Failing To Report Overseas Income Is Tax Fraud.
Dr. Ahuja moved millions of dollars from accounts in the U.S. to accounts located in India and Bailiwick of Jersey. Those foreign accounts earned millions in interest, but Dr. Ahuja failed to report the income on his U.S. federal tax returns.
Before he was indicted, Dr. Ahuja had already filed corrected tax returns and had paid all of the taxes due, along with interest and penalties, according to the Milwaukee Journal Sentinel.
Whistleblowers Can Help Stop Tax Fraud.
It’s only right that everyone pay their fair share of taxes. When someone fails to report his or her full income or falsifies tax records, that’s tax fraud. But it can be difficult for the government to identify and catch people engaged in tax fraud.

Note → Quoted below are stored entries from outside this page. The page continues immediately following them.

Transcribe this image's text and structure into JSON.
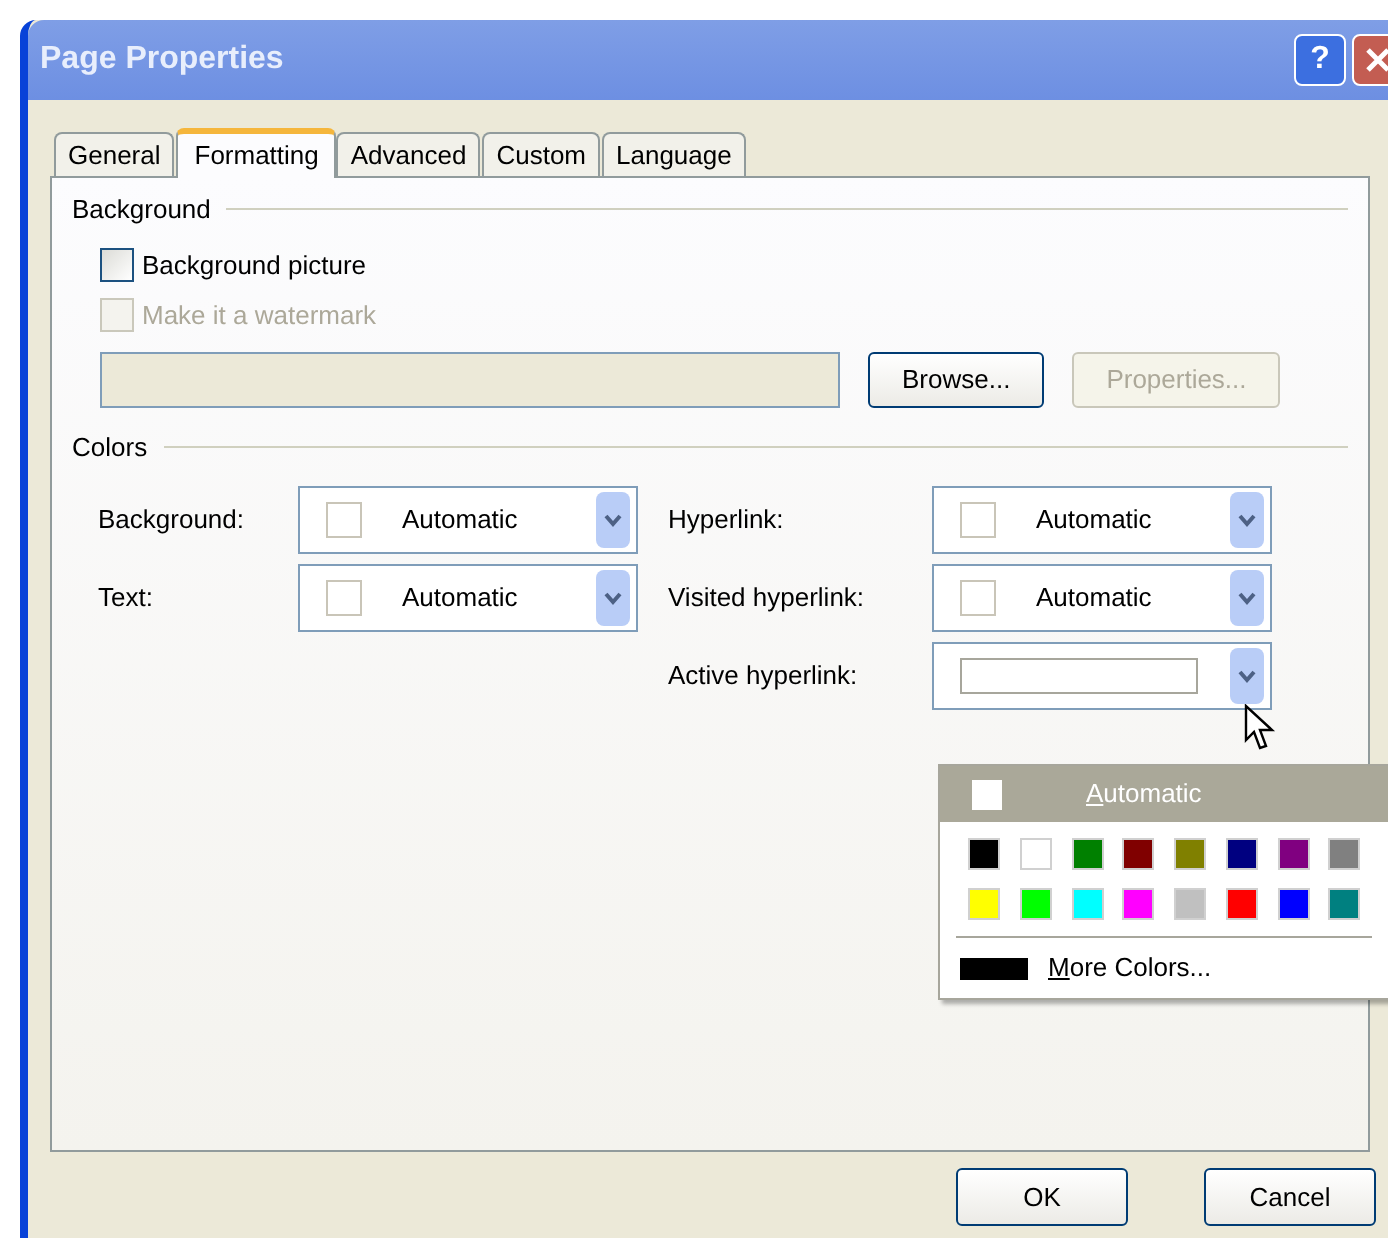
{
  "window": {
    "title": "Page Properties",
    "help": "?"
  },
  "tabs": [
    {
      "label": "General",
      "selected": false
    },
    {
      "label": "Formatting",
      "selected": true
    },
    {
      "label": "Advanced",
      "selected": false
    },
    {
      "label": "Custom",
      "selected": false
    },
    {
      "label": "Language",
      "selected": false
    }
  ],
  "background": {
    "heading": "Background",
    "checkboxes": [
      {
        "label": "Background picture",
        "checked": false,
        "disabled": false
      },
      {
        "label": "Make it a watermark",
        "checked": false,
        "disabled": true
      }
    ],
    "buttons": [
      {
        "label": "Browse...",
        "disabled": false
      },
      {
        "label": "Properties...",
        "disabled": true
      }
    ]
  },
  "colors": {
    "heading": "Colors",
    "left": [
      {
        "label": "Background:",
        "value": "Automatic"
      },
      {
        "label": "Text:",
        "value": "Automatic"
      }
    ],
    "right": [
      {
        "label": "Hyperlink:",
        "value": "Automatic"
      },
      {
        "label": "Visited hyperlink:",
        "value": "Automatic"
      },
      {
        "label": "Active hyperlink:",
        "open": true
      }
    ]
  },
  "color_menu": {
    "automatic": "Automatic",
    "more": "More Colors...",
    "swatches": [
      {
        "color": "#000000"
      },
      {
        "color": "#ffffff"
      },
      {
        "color": "#008000"
      },
      {
        "color": "#800000"
      },
      {
        "color": "#808000"
      },
      {
        "color": "#000080"
      },
      {
        "color": "#800080"
      },
      {
        "color": "#808080"
      },
      {
        "color": "#ffff00"
      },
      {
        "color": "#00ff00"
      },
      {
        "color": "#00ffff"
      },
      {
        "color": "#ff00ff"
      },
      {
        "color": "#c0c0c0"
      },
      {
        "color": "#ff0000"
      },
      {
        "color": "#0000ff"
      },
      {
        "color": "#008080"
      }
    ]
  },
  "buttons": [
    "OK",
    "Cancel"
  ]
}
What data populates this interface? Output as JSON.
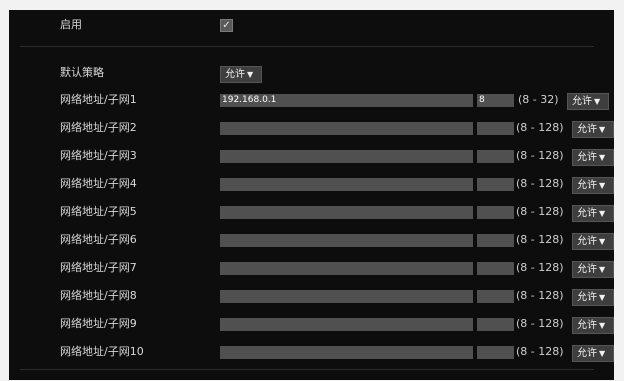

Whistleblowers can help federal authorities identify, stop and punish tax fraud, and also go after unpaid taxes. Because their assistance is so important to stopping costly tax fraud, the IRS Whistleblower Office can offer financial compensation when a whistleblower provides information that enables the government to recover fraudulently unpaid taxes. Under the Tax Relief and Health Care Act of 2006 and depending on the circumstances, the whistleblower could be eligible for an award from the IRS Whistleblower Office of between 15 and 30 percent of the total amount recovered because of the whistleblower’s information.